Monday, November 19, 2012

The Politics Of Preventing Future Bank Bailouts

This is the first of several posts that I will make that were informed by Sheila Bair's new book Bull By The Horns.  The Dodd-Frank reform bill proposed a new resolution trust that would be established to deal with problem banks.  The question was about how the resolution trust would be funded.  Bair wanted the banks and hedge funds to pay a risk weighted premium to fund the trust.  That is how the FDIC funded deposit insurance for state chartered banks.  The banks paid premiums to fund the insurance.  The alternatives were to have the trust funded by the Fed with the use of taxpayer funds.  Another alternative was proposed by the Treasury.  It would provide a line of credit to banks that had a liquidity problem.  That also would require taxpayer funding.

The Treasury, under Tim Geithner, did not want to prefund the trust by assessing the large banks and hedge funds with an insurance premium weighted by risk.  They were in the business of using leverage to increase potential payouts, and they also funded their operations with short term debt.  That made them riskier, and subject to higher premiums.  President Obama's Chief of Staff told Bair that the administration favored her proposal for a prefunded trust.

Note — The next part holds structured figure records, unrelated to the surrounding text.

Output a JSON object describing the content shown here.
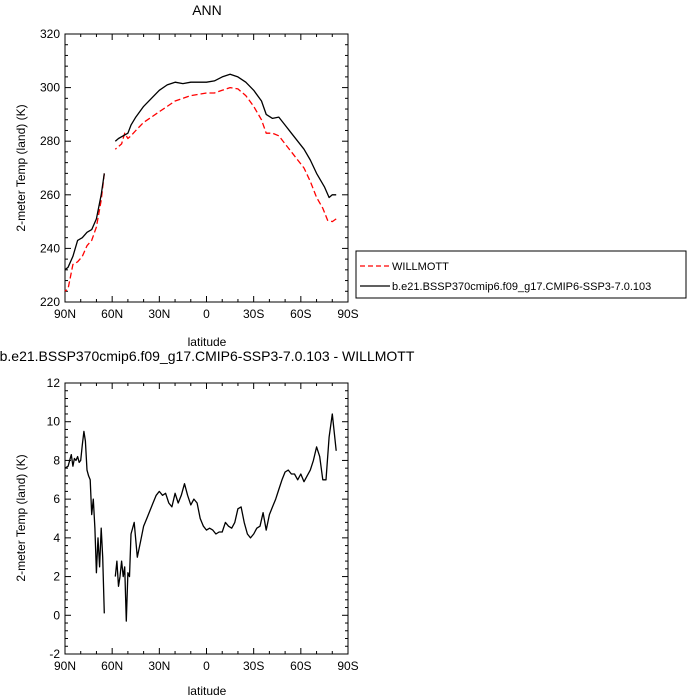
{
  "chart_data": [
    {
      "type": "line",
      "title": "ANN",
      "xlabel": "latitude",
      "ylabel": "2-meter Temp (land) (K)",
      "x_tick_labels": [
        "90N",
        "60N",
        "30N",
        "0",
        "30S",
        "60S",
        "90S"
      ],
      "x_tick_values": [
        90,
        60,
        30,
        0,
        -30,
        -60,
        -90
      ],
      "xlim": [
        90,
        -90
      ],
      "ylim": [
        220,
        320
      ],
      "y_tick_values": [
        220,
        240,
        260,
        280,
        300,
        320
      ],
      "legend_position": "right",
      "series": [
        {
          "name": "WILLMOTT",
          "color": "#ff0000",
          "dash": "dashed",
          "segments": [
            [
              [
                -82.5,
                251
              ],
              [
                -80,
                250
              ],
              [
                -77,
                250.5
              ],
              [
                -74,
                255
              ],
              [
                -70,
                259
              ],
              [
                -66,
                265
              ],
              [
                -62,
                270
              ],
              [
                -58,
                273
              ],
              [
                -54,
                276
              ],
              [
                -50,
                279
              ],
              [
                -46,
                282
              ],
              [
                -42,
                283
              ],
              [
                -38,
                283
              ],
              [
                -35,
                288
              ],
              [
                -30,
                293
              ],
              [
                -25,
                297
              ],
              [
                -20,
                299.5
              ],
              [
                -15,
                300
              ],
              [
                -10,
                299
              ],
              [
                -5,
                298
              ],
              [
                0,
                298
              ],
              [
                5,
                297.5
              ],
              [
                10,
                297
              ],
              [
                15,
                296
              ],
              [
                20,
                295
              ],
              [
                25,
                293
              ],
              [
                30,
                291
              ],
              [
                35,
                289
              ],
              [
                40,
                287
              ],
              [
                45,
                284
              ],
              [
                48,
                282
              ],
              [
                50,
                281
              ],
              [
                52,
                283
              ],
              [
                54,
                279
              ],
              [
                56,
                278
              ],
              [
                58,
                277
              ]
            ],
            [
              [
                65,
                268
              ],
              [
                67,
                258
              ],
              [
                70,
                248
              ],
              [
                73,
                243
              ],
              [
                76,
                241
              ],
              [
                79,
                237
              ],
              [
                82,
                235
              ],
              [
                85,
                234
              ],
              [
                88,
                225
              ],
              [
                90,
                224
              ]
            ]
          ]
        },
        {
          "name": "b.e21.BSSP370cmip6.f09_g17.CMIP6-SSP3-7.0.103",
          "color": "#000000",
          "dash": "solid",
          "segments": [
            [
              [
                -82.5,
                260
              ],
              [
                -80,
                260
              ],
              [
                -78,
                259
              ],
              [
                -75,
                263
              ],
              [
                -70,
                268
              ],
              [
                -66,
                273
              ],
              [
                -62,
                277
              ],
              [
                -58,
                280
              ],
              [
                -54,
                283
              ],
              [
                -50,
                286
              ],
              [
                -46,
                289
              ],
              [
                -42,
                288.5
              ],
              [
                -38,
                290
              ],
              [
                -35,
                295
              ],
              [
                -30,
                299
              ],
              [
                -25,
                302
              ],
              [
                -20,
                304
              ],
              [
                -15,
                305
              ],
              [
                -10,
                304
              ],
              [
                -5,
                302.5
              ],
              [
                0,
                302
              ],
              [
                5,
                302
              ],
              [
                10,
                302
              ],
              [
                15,
                301.5
              ],
              [
                20,
                302
              ],
              [
                25,
                301
              ],
              [
                30,
                299
              ],
              [
                35,
                296
              ],
              [
                40,
                293
              ],
              [
                45,
                289
              ],
              [
                48,
                286
              ],
              [
                50,
                283
              ],
              [
                53,
                282
              ],
              [
                56,
                281
              ],
              [
                58,
                280
              ]
            ],
            [
              [
                65,
                268
              ],
              [
                67,
                260
              ],
              [
                70,
                251
              ],
              [
                73,
                247
              ],
              [
                76,
                246
              ],
              [
                79,
                244
              ],
              [
                82,
                243
              ],
              [
                85,
                237
              ],
              [
                88,
                233
              ],
              [
                90,
                232
              ]
            ]
          ]
        }
      ]
    },
    {
      "type": "line",
      "title": "b.e21.BSSP370cmip6.f09_g17.CMIP6-SSP3-7.0.103 - WILLMOTT",
      "xlabel": "latitude",
      "ylabel": "2-meter Temp (land) (K)",
      "x_tick_labels": [
        "90N",
        "60N",
        "30N",
        "0",
        "30S",
        "60S",
        "90S"
      ],
      "x_tick_values": [
        90,
        60,
        30,
        0,
        -30,
        -60,
        -90
      ],
      "xlim": [
        90,
        -90
      ],
      "ylim": [
        -2,
        12
      ],
      "y_tick_values": [
        -2,
        0,
        2,
        4,
        6,
        8,
        10,
        12
      ],
      "series": [
        {
          "color": "#000000",
          "dash": "solid",
          "segments": [
            [
              [
                -82.5,
                8.5
              ],
              [
                -80,
                10.4
              ],
              [
                -78,
                9.2
              ],
              [
                -76,
                7.0
              ],
              [
                -74,
                7.0
              ],
              [
                -72,
                8.2
              ],
              [
                -70,
                8.7
              ],
              [
                -68,
                8.0
              ],
              [
                -66,
                7.5
              ],
              [
                -64,
                7.2
              ],
              [
                -62,
                6.9
              ],
              [
                -60,
                7.3
              ],
              [
                -58,
                7.0
              ],
              [
                -56,
                7.3
              ],
              [
                -54,
                7.3
              ],
              [
                -52,
                7.5
              ],
              [
                -50,
                7.4
              ],
              [
                -48,
                7.0
              ],
              [
                -46,
                6.5
              ],
              [
                -44,
                6.0
              ],
              [
                -42,
                5.6
              ],
              [
                -40,
                5.2
              ],
              [
                -38,
                4.4
              ],
              [
                -36,
                5.3
              ],
              [
                -34,
                4.6
              ],
              [
                -32,
                4.5
              ],
              [
                -30,
                4.2
              ],
              [
                -28,
                4.0
              ],
              [
                -26,
                4.2
              ],
              [
                -24,
                4.8
              ],
              [
                -22,
                5.6
              ],
              [
                -20,
                5.5
              ],
              [
                -18,
                4.8
              ],
              [
                -16,
                4.5
              ],
              [
                -14,
                4.6
              ],
              [
                -12,
                4.8
              ],
              [
                -10,
                4.3
              ],
              [
                -8,
                4.3
              ],
              [
                -6,
                4.2
              ],
              [
                -4,
                4.4
              ],
              [
                -2,
                4.5
              ],
              [
                0,
                4.4
              ],
              [
                2,
                4.6
              ],
              [
                4,
                5.0
              ],
              [
                6,
                5.8
              ],
              [
                8,
                6.0
              ],
              [
                10,
                5.7
              ],
              [
                12,
                6.2
              ],
              [
                14,
                6.8
              ],
              [
                16,
                6.2
              ],
              [
                18,
                5.8
              ],
              [
                20,
                6.3
              ],
              [
                22,
                5.6
              ],
              [
                24,
                5.8
              ],
              [
                26,
                6.3
              ],
              [
                28,
                6.2
              ],
              [
                30,
                6.4
              ],
              [
                32,
                6.2
              ],
              [
                34,
                5.8
              ],
              [
                36,
                5.4
              ],
              [
                38,
                5.0
              ],
              [
                40,
                4.6
              ],
              [
                42,
                3.8
              ],
              [
                44,
                3.0
              ],
              [
                46,
                4.8
              ],
              [
                48,
                4.2
              ],
              [
                49,
                2.0
              ],
              [
                50,
                2.2
              ],
              [
                51,
                -0.3
              ],
              [
                52,
                2.5
              ],
              [
                53,
                2.0
              ],
              [
                54,
                2.8
              ],
              [
                55,
                2.0
              ],
              [
                56,
                1.5
              ],
              [
                57,
                2.8
              ],
              [
                58,
                2.0
              ]
            ],
            [
              [
                65,
                0.1
              ],
              [
                66,
                3.0
              ],
              [
                67,
                4.5
              ],
              [
                68,
                2.5
              ],
              [
                69,
                4.0
              ],
              [
                70,
                2.2
              ],
              [
                71,
                4.5
              ],
              [
                72,
                6.0
              ],
              [
                73,
                5.2
              ],
              [
                74,
                7.0
              ],
              [
                75,
                7.2
              ],
              [
                76,
                7.5
              ],
              [
                77,
                9.0
              ],
              [
                78,
                9.5
              ],
              [
                79,
                8.8
              ],
              [
                80,
                8.0
              ],
              [
                81,
                7.9
              ],
              [
                82,
                8.2
              ],
              [
                83,
                8.0
              ],
              [
                84,
                8.1
              ],
              [
                85,
                7.7
              ],
              [
                86,
                8.3
              ],
              [
                88,
                7.7
              ],
              [
                90,
                7.6
              ]
            ]
          ]
        }
      ]
    }
  ]
}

Senator Shelby, a GOP member of the financial services committee wrote a letter to Geithner claiming that the trust would be a "slush fund" that could be used to bailout the banks.  Bair was surprised that Shelby wrote the letter to Geithner instead of to Dodd who was the Chairman of the Senate Finance Committee.  She suspected that he did that because Geithner and Larry Summers, who had ties to hedge funds, had made the same criticism of the trust.  Mitch McConnell, the GOP's Senate minority leader was also critical of the trust for the same reason.  He was asked by a reporter on a Sunday TV show why he believed that an industry trust, funded by the industry, could be called a bailout fund.  He told the reporter that Obama should talk to his Treasury Secretary who also objected to the trust for the same reason.  In other words, Tim Geithner was working behind the scenes to undermine the administration's position on the resolution trust.  Moreover, calling an industry funded trust a bailout was right out George Orwell.